Christine Foster, MD: I think the day to day challenges is what come to mind, which are the behind the scenes processes that ultimately do surface to a provider that seem to be a frustration. An example of that would be I'm called and that maybe the status of my patient seems inappropriate. And that is behind the scenes work for our conditions of participation with CMS. That way, we are constantly looking at documentation to reflect if this stay is medically necessary if you're in the hospital. In the outpatient setting, I would say we are moving into a higher at risk population for our patients. The way that we provide those resources, they didn't just come to us and say here is $5,000 for the life of this patient for this year and it's equal across the spectrum, they said we are going to pay you based on how complex this patient is to take care of.

How many conditions go into that? What we are doing behind the scenes often is vetting that the patient actually has certain conditions. Because you can imagine someone having 15 conditions is going to need more care, rightly so, than someone that may have one or two and so making sure that behind the scenes that those conditions are well documented adds to protecting the resources.

Shannon Phillips, MD: That's stewardship. That's an important topic that I think should resonate with doctors. While we are really good at saying the bill, your point being made I think is really important. If you get $5,000 for somebody with a single condition to take care of them for a year and then somebody has five other medical conditions and they would be paid $20,000 a year to take care of them, it's not just about we want to make more money, we have to take care of that patient. We're going to spend the money to care for that patient whether we get $5,000 or $20,000, and if there is patient after patient after patient where we're not being reimbursed what we need to actually provide the care, we're just digging a hole.
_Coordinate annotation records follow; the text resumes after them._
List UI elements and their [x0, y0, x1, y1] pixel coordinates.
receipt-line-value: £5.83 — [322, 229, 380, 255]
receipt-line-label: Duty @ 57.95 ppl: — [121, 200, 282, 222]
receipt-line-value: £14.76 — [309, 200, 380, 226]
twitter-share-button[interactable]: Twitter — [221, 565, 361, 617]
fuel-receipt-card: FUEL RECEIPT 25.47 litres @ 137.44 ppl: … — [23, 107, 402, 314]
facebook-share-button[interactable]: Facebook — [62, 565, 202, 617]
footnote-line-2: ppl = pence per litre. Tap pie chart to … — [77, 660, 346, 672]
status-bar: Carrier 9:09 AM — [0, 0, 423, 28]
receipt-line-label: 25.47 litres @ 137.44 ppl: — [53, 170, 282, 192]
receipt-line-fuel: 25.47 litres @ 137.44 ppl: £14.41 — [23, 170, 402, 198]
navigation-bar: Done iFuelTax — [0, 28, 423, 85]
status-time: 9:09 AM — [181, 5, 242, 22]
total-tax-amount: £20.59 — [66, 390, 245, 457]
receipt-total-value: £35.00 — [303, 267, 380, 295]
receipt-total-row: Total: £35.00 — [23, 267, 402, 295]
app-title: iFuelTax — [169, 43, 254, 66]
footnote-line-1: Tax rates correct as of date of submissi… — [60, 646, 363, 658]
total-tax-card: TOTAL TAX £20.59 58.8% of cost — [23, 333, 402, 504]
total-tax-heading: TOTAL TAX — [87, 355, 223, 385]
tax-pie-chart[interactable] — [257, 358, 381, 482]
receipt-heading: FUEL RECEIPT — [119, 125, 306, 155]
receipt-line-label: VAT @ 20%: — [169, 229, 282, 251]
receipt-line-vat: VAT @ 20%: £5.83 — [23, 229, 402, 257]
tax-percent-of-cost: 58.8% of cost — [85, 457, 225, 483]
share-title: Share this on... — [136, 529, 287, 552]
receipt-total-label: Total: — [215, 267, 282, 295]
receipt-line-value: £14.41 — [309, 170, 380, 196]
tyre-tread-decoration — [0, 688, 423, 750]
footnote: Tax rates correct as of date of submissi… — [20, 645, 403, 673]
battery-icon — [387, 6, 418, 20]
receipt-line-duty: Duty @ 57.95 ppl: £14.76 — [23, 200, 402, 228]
Christine Foster, MD: I think the resources in the community. If diabetes, for instance, is the number one chronic condition that we treat, if we're able to pool those resources to provide better care for a greater benefit, you'll see the benefit extend itself longer. It is about the cost of individual care, but it's also about the cost of care for a community [00:16:30] and that we are preserving those resources across the community and when we document appropriately.

Shannon Phillips, MD: Awesome. Reflecting on what matters most. I think I heard the patient's record is their own. We owe it to them for their safety, for the best quality care, and a great experience that it be accurate and complete and reflect who they are and that providers have the opportunity to be stewards of that record, stewards of resources by contributing and making sure the complexity is there and net/net, it's good for everybody. Right? Did I miss anything?
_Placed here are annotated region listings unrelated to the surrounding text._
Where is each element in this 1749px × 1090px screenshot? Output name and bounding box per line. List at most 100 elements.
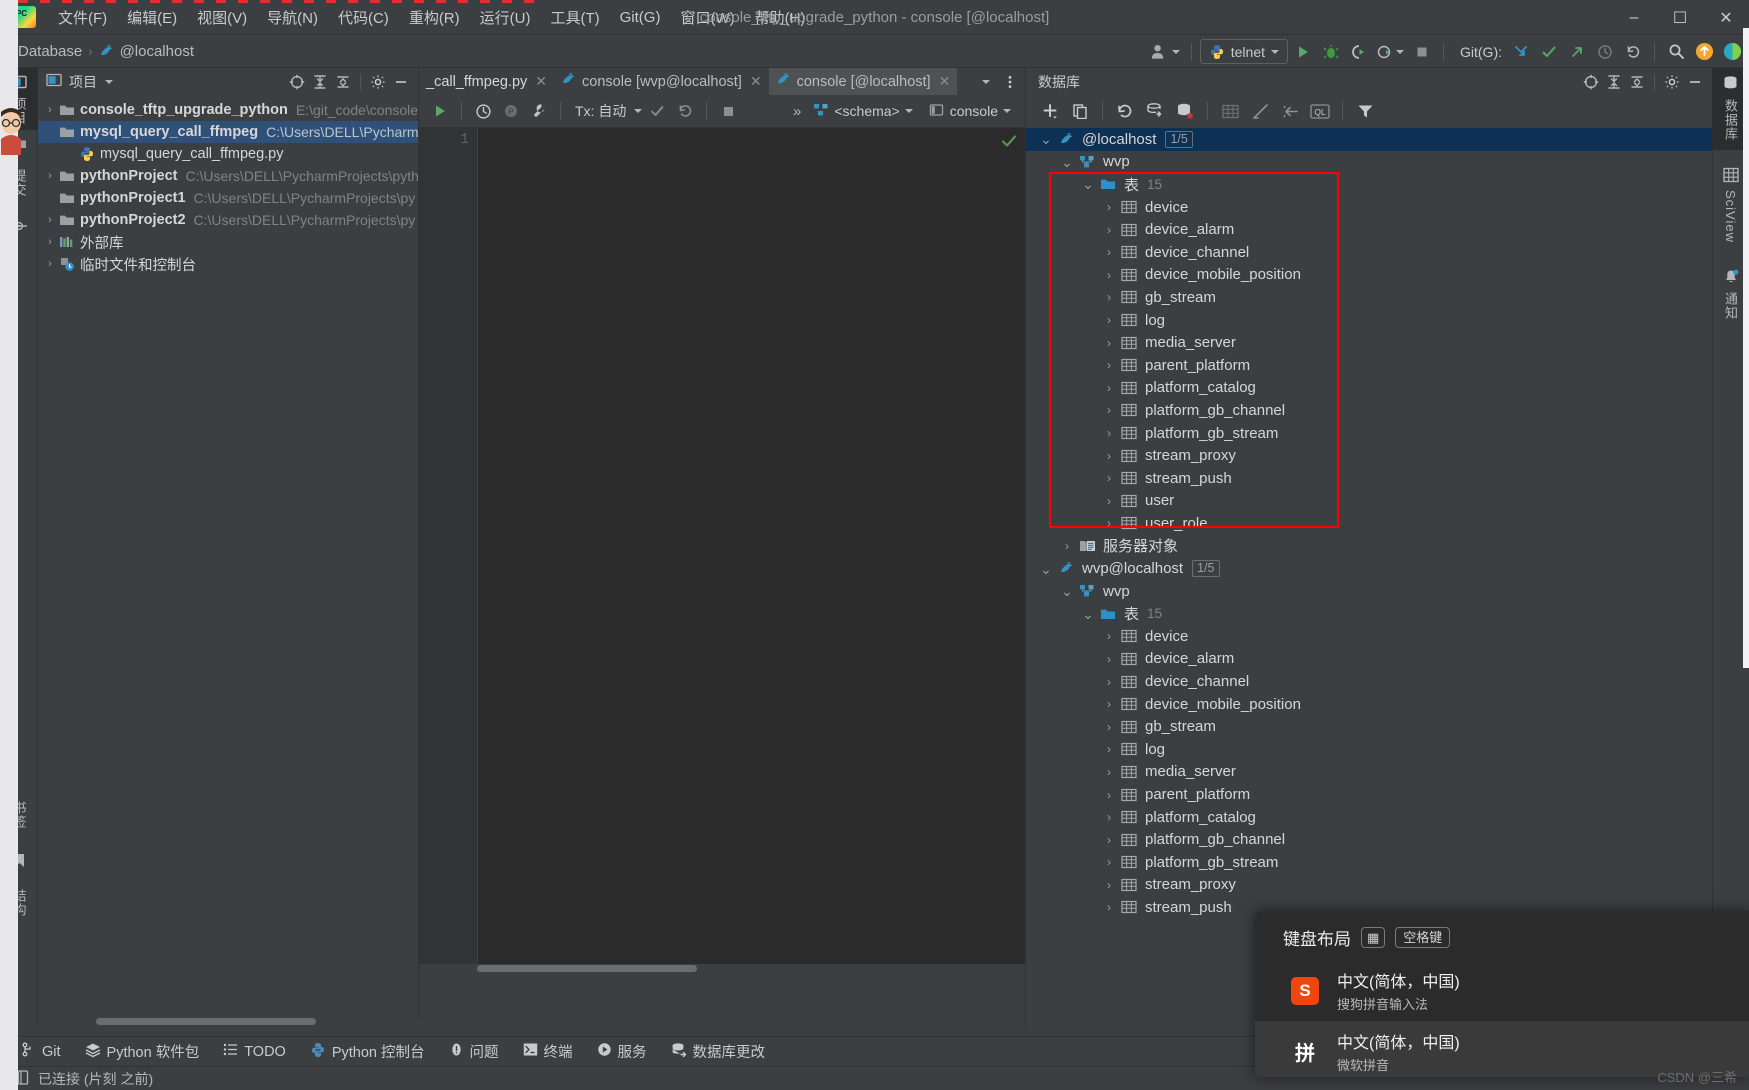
ime-switcher-popup[interactable]: 键盘布局 ▦ 空格键 S 中文(简体，中国) 搜狗拼音输入法 拼 中文(简体，中… xyxy=(1255,911,1749,1077)
db-tree-row-device-mobile-position[interactable]: › device_mobile_position xyxy=(1026,693,1713,716)
chevron-right-icon[interactable]: › xyxy=(42,104,58,116)
db-tree-row-log[interactable]: › log xyxy=(1026,309,1713,332)
chevron-right-icon[interactable]: › xyxy=(1057,539,1077,553)
chevron-right-icon[interactable]: › xyxy=(1099,403,1119,417)
ai-assistant-icon[interactable] xyxy=(1719,39,1745,64)
refresh-icon[interactable] xyxy=(1111,99,1139,124)
tab-call-ffmpeg-py[interactable]: _call_ffmpeg.py ✕ xyxy=(419,68,554,95)
menu-item-git[interactable]: Git(G) xyxy=(610,5,671,30)
chevron-right-icon[interactable]: › xyxy=(1099,494,1119,508)
collapse-all-icon[interactable] xyxy=(1626,71,1648,93)
bottom-item-db-changes[interactable]: 数据库更改 xyxy=(668,1039,769,1064)
chevron-right-icon[interactable]: › xyxy=(1099,245,1119,259)
sql-editor[interactable]: 1 xyxy=(419,128,1025,964)
update-available-icon[interactable] xyxy=(1691,39,1717,64)
chevron-down-icon[interactable]: ⌄ xyxy=(1036,136,1056,142)
menu-item-view[interactable]: 视图(V) xyxy=(187,3,257,32)
db-tree-row--[interactable]: ⌄ 表 15 xyxy=(1026,602,1713,625)
chevron-down-icon[interactable]: ⱟ xyxy=(42,126,58,138)
debug-button[interactable] xyxy=(1318,39,1344,64)
rollback-tx-icon[interactable] xyxy=(672,99,698,124)
bottom-item-problems[interactable]: 问题 xyxy=(446,1039,502,1064)
editor-hscrollbar[interactable] xyxy=(419,964,1025,973)
chevron-down-icon[interactable]: ⌄ xyxy=(1078,611,1098,617)
ql-console-icon[interactable]: QL xyxy=(1306,99,1334,124)
session-selector[interactable]: console xyxy=(925,101,1015,122)
tab-console-wvp-localhost[interactable]: console [wvp@localhost] ✕ xyxy=(554,68,769,95)
hide-panel-icon[interactable] xyxy=(1684,71,1706,93)
stop-button[interactable] xyxy=(1409,39,1435,64)
chevron-right-icon[interactable]: › xyxy=(42,170,58,182)
chevron-right-icon[interactable]: › xyxy=(1099,810,1119,824)
expand-all-icon[interactable] xyxy=(309,71,331,93)
chevron-right-icon[interactable]: › xyxy=(1099,223,1119,237)
tx-chevron-down-icon[interactable] xyxy=(634,109,642,113)
chevron-right-icon[interactable]: › xyxy=(1099,765,1119,779)
chevron-right-icon[interactable]: › xyxy=(1099,878,1119,892)
editor-hscrollbar-thumb[interactable] xyxy=(477,965,697,972)
db-tree-row-platform-catalog[interactable]: › platform_catalog xyxy=(1026,377,1713,400)
tree-row-scratches-and-consoles[interactable]: › 临时文件和控制台 xyxy=(38,253,418,275)
chevron-down-icon[interactable]: ⌄ xyxy=(1036,566,1056,572)
expand-all-icon[interactable] xyxy=(1603,71,1625,93)
db-tree-row-device-alarm[interactable]: › device_alarm xyxy=(1026,218,1713,241)
chevron-down-icon[interactable]: ⌄ xyxy=(1078,181,1098,187)
modify-icon[interactable] xyxy=(1246,99,1274,124)
close-icon[interactable]: ✕ xyxy=(535,73,547,90)
chevron-right-icon[interactable]: › xyxy=(1099,381,1119,395)
code-content[interactable] xyxy=(478,128,1025,964)
db-tree-row-device-channel[interactable]: › device_channel xyxy=(1026,241,1713,264)
chevron-right-icon[interactable]: › xyxy=(1099,629,1119,643)
bottom-item-terminal[interactable]: 终端 xyxy=(520,1039,576,1064)
tree-row-external-libraries[interactable]: › 外部库 xyxy=(38,231,418,253)
db-tree-row-device-alarm[interactable]: › device_alarm xyxy=(1026,648,1713,671)
jump-to-console-icon[interactable] xyxy=(1276,99,1304,124)
chevron-right-icon[interactable]: › xyxy=(1099,200,1119,214)
wrench-icon[interactable] xyxy=(526,99,552,124)
tree-row-mysql-query-call-ffmpeg-py[interactable]: mysql_query_call_ffmpeg.py xyxy=(38,143,418,165)
chevron-down-icon[interactable]: ⌄ xyxy=(1057,159,1077,165)
ime-item-sogou[interactable]: S 中文(简体，中国) 搜狗拼音输入法 xyxy=(1255,960,1749,1021)
chevron-right-icon[interactable]: › xyxy=(1099,742,1119,756)
menu-item-code[interactable]: 代码(C) xyxy=(328,3,399,32)
db-tree-row-platform-gb-channel[interactable]: › platform_gb_channel xyxy=(1026,399,1713,422)
tree-row-pythonproject1[interactable]: ⱟ pythonProject1 C:\Users\DELL\PycharmPr… xyxy=(38,187,418,209)
git-push-icon[interactable] xyxy=(1564,39,1590,64)
chevron-right-icon[interactable]: › xyxy=(1099,833,1119,847)
chevron-right-icon[interactable]: › xyxy=(1099,675,1119,689)
toolbar-overflow-icon[interactable]: » xyxy=(793,103,801,120)
chevron-right-icon[interactable]: › xyxy=(1099,516,1119,530)
minimize-button[interactable]: – xyxy=(1611,0,1657,35)
database-disconnect-icon[interactable] xyxy=(1171,99,1199,124)
git-menu-label[interactable]: Git(G): xyxy=(1460,44,1502,60)
db-tree-row-platform-gb-stream[interactable]: › platform_gb_stream xyxy=(1026,422,1713,445)
duplicate-icon[interactable] xyxy=(1066,99,1094,124)
db-tree-row-media-server[interactable]: › media_server xyxy=(1026,761,1713,784)
add-datasource-button[interactable] xyxy=(1036,99,1064,124)
gear-icon[interactable] xyxy=(367,71,389,93)
tree-row-mysql-query-call-ffmpeg[interactable]: ⱟ mysql_query_call_ffmpeg C:\Users\DELL\… xyxy=(38,121,418,143)
breadcrumb-item-database[interactable]: Database xyxy=(18,43,82,60)
execution-history-icon[interactable] xyxy=(470,99,496,124)
chevron-right-icon[interactable]: › xyxy=(1099,268,1119,282)
db-tree-row-platform-catalog[interactable]: › platform_catalog xyxy=(1026,806,1713,829)
chevron-right-icon[interactable]: › xyxy=(1099,652,1119,666)
stop-query-button[interactable] xyxy=(715,99,741,124)
scroll-from-source-icon[interactable] xyxy=(286,71,308,93)
chevron-right-icon[interactable]: › xyxy=(1099,855,1119,869)
db-tree-row-wvp[interactable]: ⌄ wvp xyxy=(1026,151,1713,174)
db-tree-row-stream-proxy[interactable]: › stream_proxy xyxy=(1026,444,1713,467)
tree-row-console-tftp[interactable]: › console_tftp_upgrade_python E:\git_cod… xyxy=(38,99,418,121)
menu-item-help[interactable]: 帮助(H) xyxy=(745,3,816,32)
tree-row-pythonproject2[interactable]: › pythonProject2 C:\Users\DELL\PycharmPr… xyxy=(38,209,418,231)
chevron-right-icon[interactable]: › xyxy=(1099,290,1119,304)
commit-tx-icon[interactable] xyxy=(644,99,670,124)
chevron-right-icon[interactable]: › xyxy=(1099,313,1119,327)
parameters-icon[interactable]: P xyxy=(498,99,524,124)
user-account-icon[interactable] xyxy=(1147,39,1183,64)
filter-icon[interactable] xyxy=(1351,99,1379,124)
db-tree-row-device-mobile-position[interactable]: › device_mobile_position xyxy=(1026,264,1713,287)
db-tree-row-stream-proxy[interactable]: › stream_proxy xyxy=(1026,874,1713,897)
db-tree-row-stream-push[interactable]: › stream_push xyxy=(1026,467,1713,490)
chevron-down-icon[interactable]: ⱟ xyxy=(42,192,58,204)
Christine Foster, MD: No. Simplicity. We've made it harder than it needs to be, so keeping it simple.

Shannon Phillips, MD: Keep it simple.

Christine Foster, MD: Yes.

Shannon Phillips, MD: I love that.

Kearstin Jorgenson: I think we actually have a good understanding that providers these days are asked to do so many different things, and we have an overall strategy within our group that we have set up different initiatives that try to make this more simple for providers: having resources that are looking at things ahead of patients coming in and leveraging tools and technology to make sure that the coding is appropriate. We're really thinking about the patients, but we're also thinking about the providers and how we can help them be successful in their workflow.

Shannon Phillips, MD: I think anything that tees providers up to be successful and ready and present for a visit is a win. I think that's a really important add and I think the work that's being done in physician advisor services is all over that. How do we get the patient and our providers ready, have a great interaction, and then close out with accurate and complete documentation. Thanks, you guys. Appreciate the time.